The order would hinder immigration judges' ability to release detained migrants. The ACLU vows to fight it.

Attorney General William Barr issued an order Tuesday limiting immigration judges’ power to release asylum seekers from detention on bond, marking another step in the Trump administration’s efforts to keep migrants from coming to the United States.

Barr’s order is likely to strain the immigrant detention system, already handling high numbers of migrants, especially families and unaccompanied children, arriving at the southern border. Under the ruling, certain immigrants cannot be released on bond and instead must remain in detention unless the Department of Homeland Security chooses to release them.

The order said that migrants who cross the border illegally and are put in expedited removal proceedings remain subject to mandatory detention, even if they are transferred to full proceedings for seeking relief to remain in the U.S. Such a transfer would happen after an interview in which someone seeking asylum has established a credible fear of persecution or torture if returned to their home country. The ruling will go into effect in 90 days.

The ruling does not apply to children who are apprehended with their parents or alone. Families are currently released from detention after about three weeks under the Flores Settlement, which limits how long children can remain locked up ― although the administration has suggested it wants to give parents the decision to either remain together in detention or be separated so their children can be released. Unaccompanied minors detained by border authorities are transferred to Department of Homeland Security custody.
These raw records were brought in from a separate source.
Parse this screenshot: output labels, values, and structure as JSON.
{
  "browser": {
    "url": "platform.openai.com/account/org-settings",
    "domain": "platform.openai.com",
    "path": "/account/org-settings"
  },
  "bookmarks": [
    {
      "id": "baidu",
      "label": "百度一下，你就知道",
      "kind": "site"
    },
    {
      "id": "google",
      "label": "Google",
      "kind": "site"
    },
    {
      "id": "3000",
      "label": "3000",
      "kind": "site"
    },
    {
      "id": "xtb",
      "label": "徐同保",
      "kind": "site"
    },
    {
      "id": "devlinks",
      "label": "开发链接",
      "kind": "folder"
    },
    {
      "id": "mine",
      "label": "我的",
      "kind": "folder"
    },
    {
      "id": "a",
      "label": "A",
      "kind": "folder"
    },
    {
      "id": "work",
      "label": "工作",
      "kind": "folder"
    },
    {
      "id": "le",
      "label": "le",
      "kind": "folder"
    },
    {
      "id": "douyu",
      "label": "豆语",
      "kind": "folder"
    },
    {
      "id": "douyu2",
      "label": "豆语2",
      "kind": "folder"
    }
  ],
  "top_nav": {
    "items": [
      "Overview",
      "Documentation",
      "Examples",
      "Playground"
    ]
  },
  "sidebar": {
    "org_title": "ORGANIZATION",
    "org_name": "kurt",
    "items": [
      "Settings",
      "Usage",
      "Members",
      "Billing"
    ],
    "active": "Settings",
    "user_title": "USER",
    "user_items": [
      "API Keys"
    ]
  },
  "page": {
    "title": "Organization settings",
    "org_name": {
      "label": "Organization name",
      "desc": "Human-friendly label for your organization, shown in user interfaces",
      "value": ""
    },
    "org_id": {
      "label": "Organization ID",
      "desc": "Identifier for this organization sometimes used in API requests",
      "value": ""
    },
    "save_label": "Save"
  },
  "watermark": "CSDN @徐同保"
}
Barr’s ruling said it does not take into account whether detaining migrants indefinitely during proceedings is constitutional. But immigration rights advocates and lawyers believe the decision will deny asylum seekers their basic rights. The American Civil Liberties Union is planning to sue the Justice Department over the decision.

“This is the Trump administration’s latest assault on people fleeing persecution and seeking refuge in the United States,” Omar Jadwat, director of the ACLU’s Immigrants’ Rights Project, said Tuesday in a statement. “Our Constitution does not allow the government to lock up asylum seekers without basic due process. We’ll see the administration in court.”

Barr’s decision is the latest move by President Donald Trump’s administration to reduce the number of migrants who can get legal status in the U.S. by requesting asylum. The president recently said some asylum claims were a “big fat con job” and has repeated that the country is “full” and migrants should turn back around.

As attorney general, Barr has sweeping power to shape immigration policy. Immigration judges are within the Department of Justice, and the attorney general can single-handedly set guidelines for them. Former Trump Attorney General Jeff Sessions used his power to seek limits on who could be granted asylum in the U.S.

Charanya Krishnaswami, advocacy director for the Americas at Amnesty International USA, said that Barr’s decision must be reversed.

“Seeking asylum is a human right, not a crime, and families forced to flee for their lives shouldn’t be treated like criminals,” Krishnaswami said in a statement. “This is both a heartless punishment against vulnerable people, and a potential back-door way for the administration to separate families.”